For in poetry we nudge ourselves awake. A couple of weeks ago I woke up in the middle of the night. There were voices outside. I pushed up one slat of the window blind and looked out. Several cars were parked around the neighbor’s house. I put on my robe and walked through the dark rooms of the house toward a south window. The last snow of the season was falling past the porch light in the shape of soap flakes; it seemed as though the smallest of diamonds had been seeded haphazardly across the blanket of new snow.

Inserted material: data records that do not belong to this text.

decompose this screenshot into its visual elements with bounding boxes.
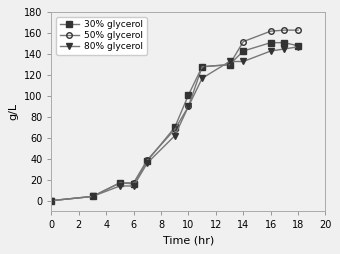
Y-axis label: g/L: g/L — [8, 103, 18, 120]
X-axis label: Time (hr): Time (hr) — [163, 236, 214, 246]
50% glycerol — [132, 181, 136, 184]
50% glycerol — [200, 65, 204, 68]
30% glycerol — [269, 41, 273, 44]
50% glycerol — [90, 195, 95, 198]
30% glycerol — [132, 182, 136, 185]
30% glycerol — [118, 181, 122, 184]
Line: 50% glycerol: 50% glycerol — [49, 27, 301, 203]
30% glycerol — [186, 93, 190, 97]
50% glycerol — [186, 105, 190, 108]
80% glycerol — [186, 105, 190, 108]
30% glycerol — [173, 126, 177, 129]
80% glycerol — [269, 50, 273, 53]
Line: 30% glycerol: 30% glycerol — [49, 40, 301, 203]
50% glycerol — [173, 128, 177, 131]
80% glycerol — [296, 45, 300, 48]
80% glycerol — [173, 134, 177, 137]
50% glycerol — [145, 158, 149, 161]
80% glycerol — [200, 77, 204, 80]
30% glycerol — [296, 44, 300, 47]
Line: 80% glycerol: 80% glycerol — [49, 44, 301, 203]
50% glycerol — [269, 30, 273, 33]
Legend: 30% glycerol, 50% glycerol, 80% glycerol: 30% glycerol, 50% glycerol, 80% glycerol — [56, 17, 147, 55]
30% glycerol — [49, 199, 53, 202]
30% glycerol — [200, 65, 204, 68]
80% glycerol — [132, 184, 136, 187]
80% glycerol — [90, 195, 95, 198]
30% glycerol — [227, 63, 232, 66]
50% glycerol — [118, 181, 122, 184]
80% glycerol — [145, 162, 149, 165]
50% glycerol — [227, 63, 232, 66]
50% glycerol — [282, 29, 286, 32]
30% glycerol — [282, 41, 286, 44]
50% glycerol — [296, 29, 300, 32]
50% glycerol — [49, 199, 53, 202]
80% glycerol — [241, 60, 245, 63]
30% glycerol — [145, 159, 149, 162]
30% glycerol — [90, 195, 95, 198]
80% glycerol — [282, 47, 286, 51]
80% glycerol — [49, 199, 53, 202]
30% glycerol — [241, 50, 245, 53]
80% glycerol — [227, 60, 232, 63]
80% glycerol — [118, 184, 122, 187]
50% glycerol — [241, 40, 245, 43]
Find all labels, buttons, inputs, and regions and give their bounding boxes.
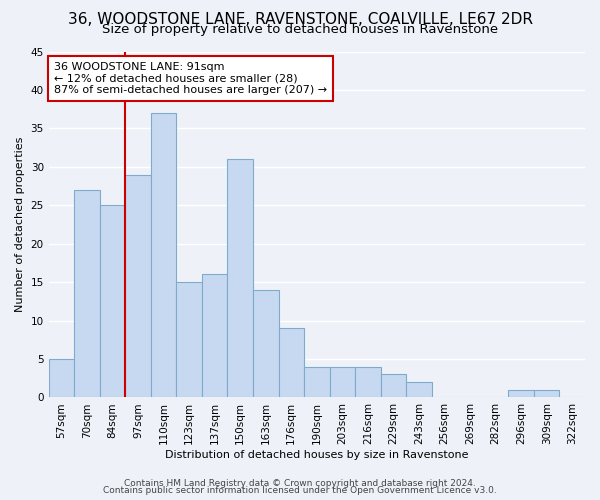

The adult children of our neighbor were saying goodnight, slowly, taking their time deep in the night, then starting cars one by one and heading off. For weeks they had been coming one or two at a time to the house, morning or afternoon or evening, sitting in hospice with their beautiful, strong mother as she endured the last stages of cancer. But this time they had all come at once and all stayed long into the night. Then they were gone, and one by one the windows of the house went dark. Outside, bare trees held up fresh snow in all their branches.

It was time, I knew, to write a card to the family; time to say a prayer; to think of friends; to listen with gratitude to the peaceful breathing of my wife there in the bed. It was time to try to sleep, or as good as any of these, it was time to write a poem.